As humans, we have a real tendency to become fixated on specific numbers, targets or benchmarks and we are more impressed or impacted by individual and absolute numbers.
Consider global temperatures as an example. This year, both Australia and the USA have been devastatingly affected by terrible wildfires and some of the temperatures on individual days have been reported worldwide for all to see. However, very few of us ever saw or reacted to the trending data which could have warned us about what was likely to sadly hit the hottest parts of the earth.
The wildfires we’ve seen this year are a real-life example of a terrible event which could have (and maybe was) predicted by experts who were looking at the trending data.
In the workplace, it’s not uncommon to hear colleagues speak of ‘putting out fires’ and whilst we will not draw any sort of comparison to the severity of these ‘fires’ compared to what Australia and America have seen this year, the principle of studying the trended data is a lesson from which we can and should all learn.
How many reports do we all see which compares the Week on Week, Month on Month, or Year on Year performance data, to see how we are doing compared to the past? Perhaps a sensible rationale to see where we are today, vs the same date in a previous date, but surely this is only sensible if we’re specifically interested in measuring that one date, such as Christmas day. The result of these types of comparisons is we then spend lots of time explaining why the differences might exist, not thinking about whether or not we should react to what we are seeing.
A more sensible approach to considering our performance, based on the past is to look at the trended data from multiple data points. How has our performance varied over the past 7, 30, 90 or 365 days is a far more insightful view to give ourselves. Comparing just two data points which is what we do with WoW, MoM or YoY reporting is a very binary point of view and doesn’t show you the movement of your performance.
For example, of your MoM performance is 10% down on a given day and the next day its back to level, you will probably ignore yesterday’s blip. However, if you were to look at every point in the last 30 days, you may see that you have been averaging a decline of 7% daily decrease and you’re now responding late to what is a long term issue.

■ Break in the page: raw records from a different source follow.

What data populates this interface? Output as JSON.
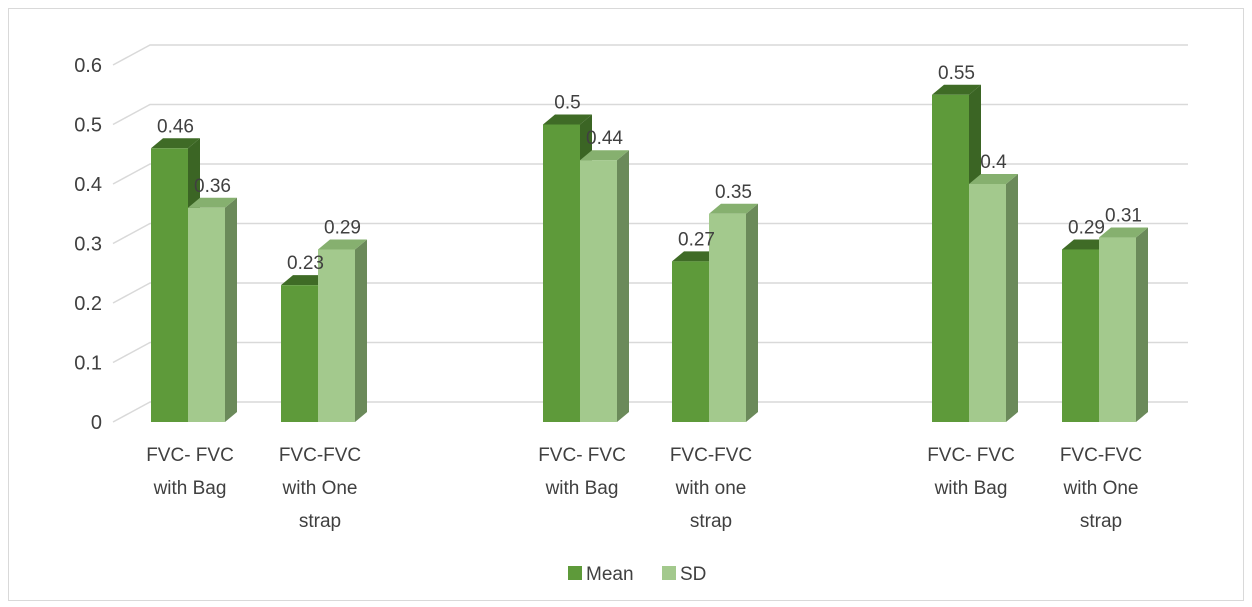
{
  "chart_data": {
    "type": "bar",
    "style": "3d-clustered-column",
    "groups": [
      {
        "categories": [
          "FVC- FVC with Bag",
          "FVC-FVC with One strap"
        ]
      },
      {
        "categories": [
          "FVC- FVC with Bag",
          "FVC-FVC with one strap"
        ]
      },
      {
        "categories": [
          "FVC- FVC with Bag",
          "FVC-FVC with One strap"
        ]
      }
    ],
    "categories": [
      "FVC- FVC with Bag",
      "FVC-FVC with One strap",
      "FVC- FVC with Bag",
      "FVC-FVC with one strap",
      "FVC- FVC with Bag",
      "FVC-FVC with One strap"
    ],
    "series": [
      {
        "name": "Mean",
        "values": [
          0.46,
          0.23,
          0.5,
          0.27,
          0.55,
          0.29
        ],
        "labels": [
          "0.46",
          "0.23",
          "0.5",
          "0.27",
          "0.55",
          "0.29"
        ]
      },
      {
        "name": "SD",
        "values": [
          0.36,
          0.29,
          0.44,
          0.35,
          0.4,
          0.31
        ],
        "labels": [
          "0.36",
          "0.29",
          "0.44",
          "0.35",
          "0.4",
          "0.31"
        ]
      }
    ],
    "yticks": [
      "0",
      "0.1",
      "0.2",
      "0.3",
      "0.4",
      "0.5",
      "0.6"
    ],
    "ylim": [
      0,
      0.6
    ],
    "grid": true,
    "legend": "bottom",
    "colors": {
      "Mean": {
        "front": "#5e9a3a",
        "side": "#3b6524",
        "top": "#3f6b26"
      },
      "SD": {
        "front": "#a3c98d",
        "side": "#6b8a5a",
        "top": "#86b06f"
      },
      "grid": "#d9d9d9",
      "text": "#404040"
    }
  }
}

To bring it back to our temperature analogy. Hypothetically, if you were to see that on the 24th April 2010 and on 24th April 2020, daily temperature highs of 28 degrees Celsius were recorded, you wouldn’t bat an eyelid.
However, if you were told that in 2010 the average 30 day temperature in April was 24 degrees and the highest record of 28 degree was just seen once, but that in 2020, the 30 day average was in fact 28 degrees and the daily highest temperature of 30 degrees was seen 4 times in the same 30 day period, you’d see there is change happening as you can see a much bigger picture.
It might sound overly simple when you think of a situation like this, but why do we therefore still use so many binary data comparisons? Any commercial individual needs to understand that the important metrics are not the absolute numbers from a one-off occasion, but the trends that these absolutes build for you over time.
The single data points alone gives you very little information, it’s the trends that form a story and give the data meaning.